Bündnis90/Die Grünen
„So viel Arbeit wie noch nie“

Nottuln -

„Ich war zwischenzeitlich schon kurz davor, den Laden hier aufzulösen“, bekannte Richard Dammann. Doch hätten die Umbrüche auch etwas Gutes mit sich gebracht, erklärte er auf der Versammlung des Ortsverbandes.

Dienstag, 09.07.2019, 22:00 Uhr
Der Vorstand der Grünen (v.l.): Kassierer Stephan Gerlach, Ortsvereinssprecher Richard Dammann und Beisitzer Marin Uphoff.
Der Vorstand der Grünen (v.l.): Kassierer Stephan Gerlach, Ortsvereinssprecher Richard Dammann und Beisitzer Marin Uphoff. Foto: Corona Büning

„Wir hatten sehr bewegte letzte zwei Jahre“, blickte Fraktionssprecher Richard Dammann bei der Mitgliederversammlung von Bündnis 90/ Die Grünen am Montagabend zurück. Von Gründungsmitgliedern des Ortsverbands bis hin zu interessierten Mitbürgern traf man sich hier in kleiner, gleichwohl interessierter Runde in der Gaststätte Böcker-Menke.

Und wirklich hat die Partei in Nottuln einige Höhen und Tiefen erlebt. Mit den Listenplätzen elf und zwölf sind Richard Dammann und Dr. Susanne Diekmann nach einigen Turbulenzen (Parteiaustritt von zwei Ratsmitgliedern) in den Gemeinderat nachgerückt. „Ich war zwischenzeitlich schon kurz davor, den Laden hier aufzulösen“, bekannte Dammann. Doch hätten die Umbrüche auch etwas Gutes mit sich gebracht. So seien zum Beispiel viele neue, vor allem weibliche Mitglieder dazugekommen. So wurden in der Versammlung auch Dr. Susanne Diekmann und Martin Uphoff als neue Mitglieder begrüßt.

Auch die erfolgreiche Europawahl wurde natürlich thematisiert. Die Grünen würden nun als eine Partei auf Augenhöhe der CDU wahrgenommen und somit als eine „stärkere Partei, als wir es sind“, analysierte Richard Dammann. Denn auf Ortsebene sei es eben noch nicht so. Dennoch seien die Meinungen und Anträge der Grünen plötzlich relevant und das fordere der Bürger auch ein.

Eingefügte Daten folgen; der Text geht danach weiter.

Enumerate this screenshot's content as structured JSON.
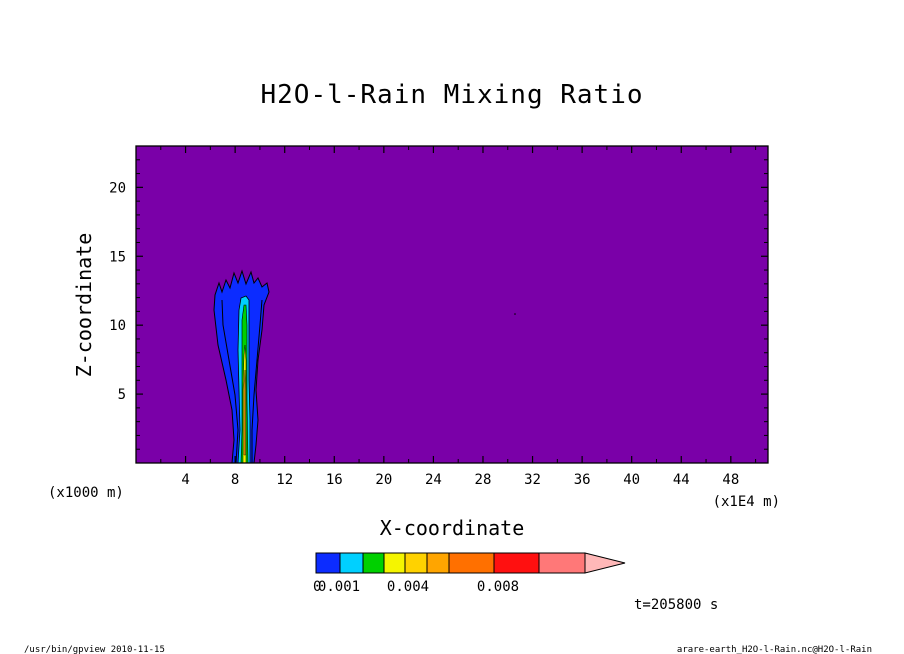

Gleichzeitig zeigte sich Dammann aber frustriert von der Umsetzung der Gemeinderatsarbeit: „Wir können Anträge stellen, wie wir wollen, es ist egal. Es wird von der Verwaltung nicht umgesetzt.“ Weiter bemängelte er, die Bürgermeisterin sehe in dem Rat mehr ein Gegenüber als einen Partner. Somit sehen die Nottulner Grünen die Auswahl eines neuen Bürgermeisterkandidaten als eine ihrer großen Aufgaben in der nahen Zukunft. Mit der parteiübergreifenden Aktion „Aufwind“ von CDU, FDP und Grünen habe man über zehn sehr kompetente Bewerber aus der Gemeinde und der nahen Umgebung gewinnen können, berichtete Richard Dammann. Nun müsse der Bewerberkreis eingeschränkt werden, damit man zu Martinimarkt mit einem Kandidaten an die Öffentlichkeit treten könne.

Trotz des gemeinsamen Bürgermeisterkandidaten will die Partei aber natürlich einen eigenen Ratswahlkampf führen und sich klar mit grünen Themen von den anderen Parteien absetzen. Die Herausforderung werde sein, die Wahllisten vollzubekommen, denn, wie die jüngste Vergangenheit gezeigt habe, müsse man inzwischen auf jedem Listenplatz realistisch damit rechnen, für die Ratsarbeit gefordert zu werden, so Dam­mann.

Mit der derzeitigen Politisierung der Jugend und der Fridays for Future-Bewegung müsse man nun auch den Generationswechsel in der Partei schaffen, da waren sich die Versammelten einig. All diese Aufgaben wollen die Nottulner Grünen nun mit einem teilerneuerten Vorstand angehen. Richard Dammann löst den aus der Partei ausgetretenen Klaus Kienle als Sprecher des Ortsverbands ab und Martin Uphoff folgt Till Fehmer als Beisitzer nach. Stephan Gerlach ist weiterhin Kassierer.